Our Democratic leaders gave us a lot to be proud of this week, in a parade of speakers that included Michelle Obama, President Obama, Bernie Sanders, Elizabeth Warren, and finally Hillary Clinton accepting the nomination. I hope everyone who watched on TV, let alone those who actually traveled to the convention came back inspired and determined to work for victory in November. Sadly, it’s not going to be as easy as we all think it ought to be.
Have you seen the last forecast of the probability of who will win the presidency from Fivethirtyeight?
A tie, slightly favoring Trump? How is that even possible? In part, the answer is that that most of the pollsters have yet to release their first post-DNC polls. There actually was one already that showed Clinton with a growing 15% lead over Trump. Let’s hope that proves to be the first of many confirming that trend.
But the Fivethirtyeight statistics wonks aren’t just giving a national poll result but trying to calculate bookmaker’s odds on the election based on how the votes will line up with the Electoral College and many other factors. Florida is one of the states they see as leaning toward Trump — and we’ve all got to do our part to change that.

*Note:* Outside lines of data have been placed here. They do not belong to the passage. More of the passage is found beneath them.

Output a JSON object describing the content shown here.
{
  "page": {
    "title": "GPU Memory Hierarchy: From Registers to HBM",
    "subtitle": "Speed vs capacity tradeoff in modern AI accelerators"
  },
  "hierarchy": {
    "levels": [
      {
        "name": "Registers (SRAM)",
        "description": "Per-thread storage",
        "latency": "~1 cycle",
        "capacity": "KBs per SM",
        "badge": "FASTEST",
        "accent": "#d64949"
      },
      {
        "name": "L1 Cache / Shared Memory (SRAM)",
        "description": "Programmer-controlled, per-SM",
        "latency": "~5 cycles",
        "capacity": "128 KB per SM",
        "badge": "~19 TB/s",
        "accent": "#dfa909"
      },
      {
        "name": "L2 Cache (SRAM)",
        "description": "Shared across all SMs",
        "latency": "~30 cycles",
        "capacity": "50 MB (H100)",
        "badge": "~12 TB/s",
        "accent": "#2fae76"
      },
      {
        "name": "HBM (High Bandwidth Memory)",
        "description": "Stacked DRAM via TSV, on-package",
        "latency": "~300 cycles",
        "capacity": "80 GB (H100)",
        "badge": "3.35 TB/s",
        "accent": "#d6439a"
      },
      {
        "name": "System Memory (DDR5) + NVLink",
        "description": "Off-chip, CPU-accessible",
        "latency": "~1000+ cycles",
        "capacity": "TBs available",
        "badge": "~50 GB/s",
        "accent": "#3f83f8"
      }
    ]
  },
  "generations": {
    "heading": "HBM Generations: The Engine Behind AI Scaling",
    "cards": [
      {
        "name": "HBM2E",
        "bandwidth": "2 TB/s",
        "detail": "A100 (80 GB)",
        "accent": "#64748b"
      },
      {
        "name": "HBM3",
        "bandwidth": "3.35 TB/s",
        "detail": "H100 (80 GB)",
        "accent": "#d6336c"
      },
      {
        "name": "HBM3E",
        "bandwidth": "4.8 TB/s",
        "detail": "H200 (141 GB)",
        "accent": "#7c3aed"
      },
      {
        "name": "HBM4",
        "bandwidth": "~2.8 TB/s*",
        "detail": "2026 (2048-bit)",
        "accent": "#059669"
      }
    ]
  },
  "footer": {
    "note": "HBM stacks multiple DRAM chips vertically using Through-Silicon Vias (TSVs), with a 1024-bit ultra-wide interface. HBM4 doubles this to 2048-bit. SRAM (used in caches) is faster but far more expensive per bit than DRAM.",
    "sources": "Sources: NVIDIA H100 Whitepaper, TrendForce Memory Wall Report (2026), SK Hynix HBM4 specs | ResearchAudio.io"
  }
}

The Fivethirtyeight forecasters would be the first to acknowledge that the odds will change and change again in the coming months. The recent trend has not been good, however. This same forecast had Clinton at close to 80% odds of victory a few weeks ago and had her favored by close to 60% a week ago. One headline from a few weeks ago that I took as a warning sign: Clinton’s Lead Is As Safe As Kerry’s Was In 2004. Remember 2004? Remember thinking the nation couldn’t possibly choose to reelect George W. Bush after the deception that led to the invasion of Iraq?
This year, it seems impossible that the voters could see the contrast between the Democratic convention and the Republican one and not move toward Hillary in large numbers. Yet one parallel with 2004 that worries me is that so many people have much stronger feelings against Donald Trump than positive feelings toward Hillary Clinton.
I’m not discounting the sentiments of the many Democrats I know who have admired Hillary for years, or even for decades. But the negative sentiment toward both party’s nominees has been well documented. I think we do need to tell our folks who are thinking that way that no, they’re not equally bad. Tell them to look at the Historians on Donald Trump series of videos, where academics who take the long view to such an extent that they don’t usually comment on contemporary politics decided they had to speak up against what they see as a threat to American ideals. Ask them to read the Washington Post editorial, Both Are Unpopular. Only One Is a Threat.
Still, those are negative arguments. I think there is some evidence that positive energy does a better job of bringing people to the polls. Yes We Can was more effective than the anti-Bush rhetoric of 2004. So when talking with people about this election, we need to remember to spend as much or more time on why Hillary deserves their vote than why Trump does not.
Between the admirers and the detractors of Hillary Clinton, I find myself somewhere in the middle, seeing her as an imperfect person who has often tried and sometimes succeeded in doing good. With the race so close, I worry about the Clinton family habit of making unforced errors and handing ammunition to their enemies. On the other hand, I recognize the extent that the Hillary hating industry has churned out a steady stream of lies and exaggerations. I hope some people saw beyond that this week.
As President Obama pointed out, those who try to make a difference take more chances than those who are passive. He quoted Teddy Roosevelt (a progressive Republican from an era where that someone could be both):
“It is not the critic who counts, not the man who points out how the strong man stumbles, or where the doer of deeds could have done them better,” Roosevelt said. “The credit belongs to the man who is actually in the arena, whose face is marred by dust and sweat and blood — who strives valiantly, who errs, who comes short again and again, because there is no effort without error and shortcoming.”
Except of course for the fact that she is not a man, Hillary fits the quote as the person who rejected the “baking cookies” model of service as a First Lady to push for healthcare reform, then came back after initial failure to push through a children’s healthcare program, campaign for president on a healthcare reform agenda, and eventually join the administration that succeeded in passing the Affordable Care Act. Running for president a second time also took guts, particularly soldiering through those times when she didn’t look so inevitable after all.
We should all respect her for her persistence, and we all need to marshal the same determination to make her our President.